Ia menilai pernyataan yang dilontarkan Panji Gumilang sudah sangat meresahkan masyarakat. Sehingga jika tidak segera ditangani maka berpotensi terjadi perbuatan main hakim sendiri lantaran  masyarakat tidak akan percaya lagi dengan negara.

"Sulit dimengerti mengapa begitu lambat ditangani, padahal pernyataan-pernyataannya sudah jelas menyimpang dari pokok-pokok ajaran agama Islam dan sebagian mengandung penodaan terhadap agama," ucapnya.

Ia menuturkan pernyataan seperti khatib boleh perempuan, haji boleh di Indonesia, merupakan bentuk penafsiran yang menyimpang dari pokok-pokok ajaran Islam karena shalat dan haji merupakan ibadah mahdhah yang tata cara, kadar, dan waktunya sudah ditentukan dalam nash. Menurutnya dalam hal ini Panji Gumilang melanggar Pasal 1 UU Nomor 1/PNPS tahun 1965 tentang Pencegahan Penyalahgunaan dan/atau Penodaan Agama. 

"Ini yang biasa dikenal sebagai larangan menyebarkan ajaran sesat. Sesuai ketentuan UU, harus diawali dengan peringatan berdasarkan keputusan bersama Menteri Agama, Jaksa Agung, dan Menteri Dalam Negeri. Jika sudah diperingatkan tapi masih jalan, maka baru bisa diproses pidana," ungkapnya.

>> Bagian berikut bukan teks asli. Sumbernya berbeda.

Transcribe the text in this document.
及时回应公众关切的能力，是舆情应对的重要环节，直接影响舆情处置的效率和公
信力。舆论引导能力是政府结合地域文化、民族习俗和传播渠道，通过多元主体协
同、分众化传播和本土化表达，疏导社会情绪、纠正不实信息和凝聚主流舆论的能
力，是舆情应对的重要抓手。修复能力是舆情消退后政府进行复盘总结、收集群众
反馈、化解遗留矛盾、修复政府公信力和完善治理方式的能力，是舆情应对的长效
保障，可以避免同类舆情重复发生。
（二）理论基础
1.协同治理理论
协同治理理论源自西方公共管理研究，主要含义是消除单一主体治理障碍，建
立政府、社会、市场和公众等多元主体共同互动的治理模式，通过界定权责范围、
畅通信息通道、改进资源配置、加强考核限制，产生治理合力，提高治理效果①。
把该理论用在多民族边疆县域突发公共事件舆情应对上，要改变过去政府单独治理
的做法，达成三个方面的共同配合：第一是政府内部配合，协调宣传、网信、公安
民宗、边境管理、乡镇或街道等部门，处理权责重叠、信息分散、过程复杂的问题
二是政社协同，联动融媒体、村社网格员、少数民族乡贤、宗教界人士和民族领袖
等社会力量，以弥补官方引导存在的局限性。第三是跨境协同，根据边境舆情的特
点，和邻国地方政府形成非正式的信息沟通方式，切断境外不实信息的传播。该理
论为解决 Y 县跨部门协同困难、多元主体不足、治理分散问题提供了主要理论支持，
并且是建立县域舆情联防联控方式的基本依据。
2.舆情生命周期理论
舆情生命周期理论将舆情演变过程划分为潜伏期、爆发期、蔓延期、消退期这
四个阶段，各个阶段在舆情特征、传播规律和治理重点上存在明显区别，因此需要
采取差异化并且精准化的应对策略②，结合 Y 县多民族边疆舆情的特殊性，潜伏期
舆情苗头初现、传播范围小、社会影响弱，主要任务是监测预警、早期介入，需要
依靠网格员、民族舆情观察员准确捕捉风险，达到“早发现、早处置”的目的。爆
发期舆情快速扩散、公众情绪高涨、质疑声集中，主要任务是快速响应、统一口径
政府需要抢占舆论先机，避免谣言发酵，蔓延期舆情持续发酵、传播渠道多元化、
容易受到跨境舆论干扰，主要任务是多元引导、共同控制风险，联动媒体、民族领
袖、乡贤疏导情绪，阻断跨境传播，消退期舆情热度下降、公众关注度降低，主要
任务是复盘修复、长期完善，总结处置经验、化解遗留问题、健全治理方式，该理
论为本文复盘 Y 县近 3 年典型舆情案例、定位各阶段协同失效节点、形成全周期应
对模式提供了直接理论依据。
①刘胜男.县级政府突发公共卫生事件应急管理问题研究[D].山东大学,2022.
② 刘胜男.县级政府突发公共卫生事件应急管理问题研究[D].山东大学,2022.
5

Ia menambahkan, pernyataan Panji Gumilang yang bisa tergolong masuk ke dalam pasal penodaan agama misalnya pernyataannya yang menyebut jika Allah berbahasa Arab, nanti susah bertemu orang Indramayu. Ari mengatakan penodaan dalam Pasal 156a berarti penghinaan, dan jelas pernyataan tersebut menghina Allah. 

"Untuk pelanggaran ini tidak diperlukan peringatan tetapi bisa langsung diproses pidana," kata dia.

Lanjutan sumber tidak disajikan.